But will Polar Electro produce them themselves?
Finnish fitness equipment manufacturer Polar Electro launched its first (and last) Wear OS smartwatch in 2016. Back then, of course, the M600 came out of the box with Android Wear, and while the company was committed to updating the watch to Wear OS, Google more or less non-binding towards the platform over time. These days, Polar still makes trackers and smartwatches, but with its own custom operating system. Believe it or not, the company is apparently ready for another go at Wear OS.

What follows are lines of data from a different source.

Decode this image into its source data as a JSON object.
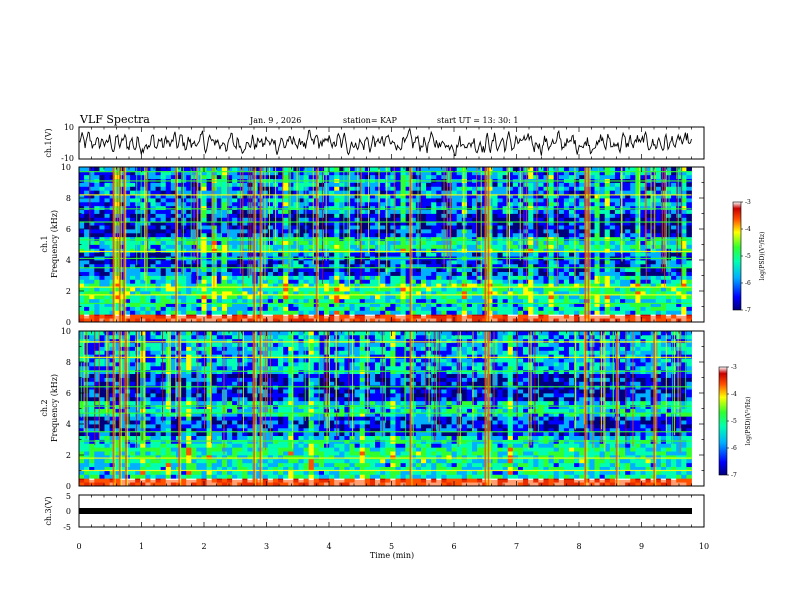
{
  "header": {
    "title": "VLF Spectra",
    "date": "Jan. 9 , 2026",
    "station": "station= KAP",
    "start": "start UT =   13: 30: 1"
  },
  "colors": {
    "c0": "#00007a",
    "c1": "#0000ff",
    "c2": "#00b0ff",
    "c3": "#00ffb0",
    "c4": "#30ff30",
    "c5": "#ffff00",
    "c6": "#ff5000",
    "c7": "#c80000",
    "c8": "#ffffff"
  },
  "chart_data": [
    {
      "type": "line",
      "name": "ch1-waveform",
      "ylabel": "ch.1(V)",
      "ylim": [
        -10,
        10
      ],
      "yticks": [
        "10",
        "-10"
      ],
      "xlim": [
        0,
        10
      ],
      "description_values": {
        "mean": 0,
        "amplitude_approx": 5
      }
    },
    {
      "type": "heatmap",
      "name": "ch1-spectrogram",
      "ylabel_channel": "ch.1",
      "ylabel": "Frequency (kHz)",
      "xlim": [
        0,
        10
      ],
      "ylim": [
        0,
        10
      ],
      "data_end_min": 9.8,
      "yticks": [
        "0",
        "2",
        "4",
        "6",
        "8",
        "10"
      ],
      "colorbar": {
        "label": "log(PSD)(V²/Hz)",
        "range": [
          -7,
          -3
        ],
        "ticks": [
          "-3",
          "-4",
          "-5",
          "-6",
          "-7"
        ]
      },
      "bands_khz": [
        {
          "lo": 0.0,
          "hi": 0.4,
          "level": -3.5
        },
        {
          "lo": 0.4,
          "hi": 1.4,
          "level": -5.6
        },
        {
          "lo": 1.4,
          "hi": 2.4,
          "level": -5.2
        },
        {
          "lo": 2.4,
          "hi": 3.0,
          "level": -5.7
        },
        {
          "lo": 3.0,
          "hi": 4.4,
          "level": -6.2
        },
        {
          "lo": 4.4,
          "hi": 5.5,
          "level": -5.5
        },
        {
          "lo": 5.5,
          "hi": 7.0,
          "level": -6.5
        },
        {
          "lo": 7.0,
          "hi": 10.0,
          "level": -6.0
        }
      ],
      "tones_khz": [
        1.2,
        1.75,
        2.25,
        3.5,
        4.1,
        4.55,
        5.3,
        6.45,
        7.3,
        8.2,
        9.1,
        9.7
      ],
      "bursts_min": [
        0.55,
        0.65,
        0.72,
        1.55,
        2.8,
        2.9,
        3.8,
        5.3,
        6.5,
        6.55,
        8.1,
        8.15
      ]
    },
    {
      "type": "heatmap",
      "name": "ch2-spectrogram",
      "ylabel_channel": "ch.2",
      "ylabel": "Frequency (kHz)",
      "xlim": [
        0,
        10
      ],
      "ylim": [
        0,
        10
      ],
      "data_end_min": 9.8,
      "yticks": [
        "0",
        "2",
        "4",
        "6",
        "8",
        "10"
      ],
      "colorbar": {
        "label": "log(PSD)(V²/Hz)",
        "range": [
          -7,
          -3
        ],
        "ticks": [
          "-3",
          "-4",
          "-5",
          "-6",
          "-7"
        ]
      },
      "bands_khz": [
        {
          "lo": 0.0,
          "hi": 0.4,
          "level": -3.5
        },
        {
          "lo": 0.4,
          "hi": 1.4,
          "level": -5.5
        },
        {
          "lo": 1.4,
          "hi": 2.4,
          "level": -5.3
        },
        {
          "lo": 2.4,
          "hi": 3.2,
          "level": -5.6
        },
        {
          "lo": 3.2,
          "hi": 4.6,
          "level": -6.3
        },
        {
          "lo": 4.6,
          "hi": 5.6,
          "level": -5.6
        },
        {
          "lo": 5.6,
          "hi": 7.2,
          "level": -6.4
        },
        {
          "lo": 7.2,
          "hi": 10.0,
          "level": -5.8
        }
      ],
      "tones_khz": [
        1.0,
        1.8,
        2.9,
        3.5,
        4.7,
        5.15,
        6.4,
        7.4,
        8.3,
        9.3
      ],
      "bursts_min": [
        0.55,
        0.65,
        0.75,
        1.6,
        2.8,
        2.9,
        5.3,
        6.5,
        6.55,
        8.1,
        8.6,
        9.2
      ]
    },
    {
      "type": "line",
      "name": "ch3-trace",
      "ylabel": "ch.3(V)",
      "ylim": [
        -5,
        5
      ],
      "yticks": [
        "5",
        "0",
        "-5"
      ],
      "xlim": [
        0,
        10
      ],
      "constant_value": -0.5
    }
  ],
  "xaxis": {
    "label": "Time (min)",
    "ticks": [
      "0",
      "1",
      "2",
      "3",
      "4",
      "5",
      "6",
      "7",
      "8",
      "9",
      "10"
    ]
  }
}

In an interview with Wareable, Polar Electro CEO Sander Werring said that Polar’s last smartwatch with Google’s OS came at a time when the manufacturer had to do the bulk of the work “because there was no reference at all for this type of technology on Wear OS.”

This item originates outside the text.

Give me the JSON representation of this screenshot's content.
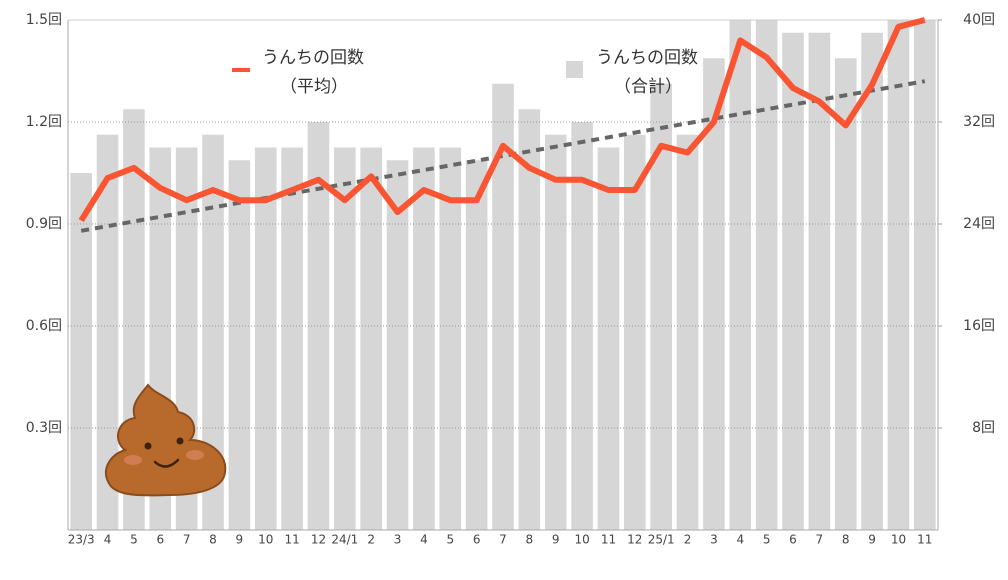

The executive believes that Google’s platform and “chipset manufacturers” (read: Qualcomm) have developed enough for Polar to have a stake in the segment. However, Werring did not confirm whether the manufacturer would produce its own Wear OS smartwatch or license them to other manufacturers as part of its ‘Powered by Polar’ platform, which offers the company’s suite of fitness tools for other wearables. The Casio G-SHOCK HBD-2000 is the first to benefit from the Powered by Polar program.
Wareable speculates (via TechRadar ) that Polar’s affiliation may be limited to third-party watches, as the company is a participant in Qualcomm’s Wearable Ecosystem Accelerator program, which brings together vendors from both the hardware and software sides. Polar has become firmly entrenched in the latter camp, not just through Powered by Polar, but its companion apps for its existing devices.
It still feels like Wear OS 3.0 hasn’t caught on yet with Google’s Pixel Watch and Samsung Galaxy Watch series essentially suffocating other players like Fossil and Mobvoi at the moment. The more Google is able to let OEMs run free faster, the better.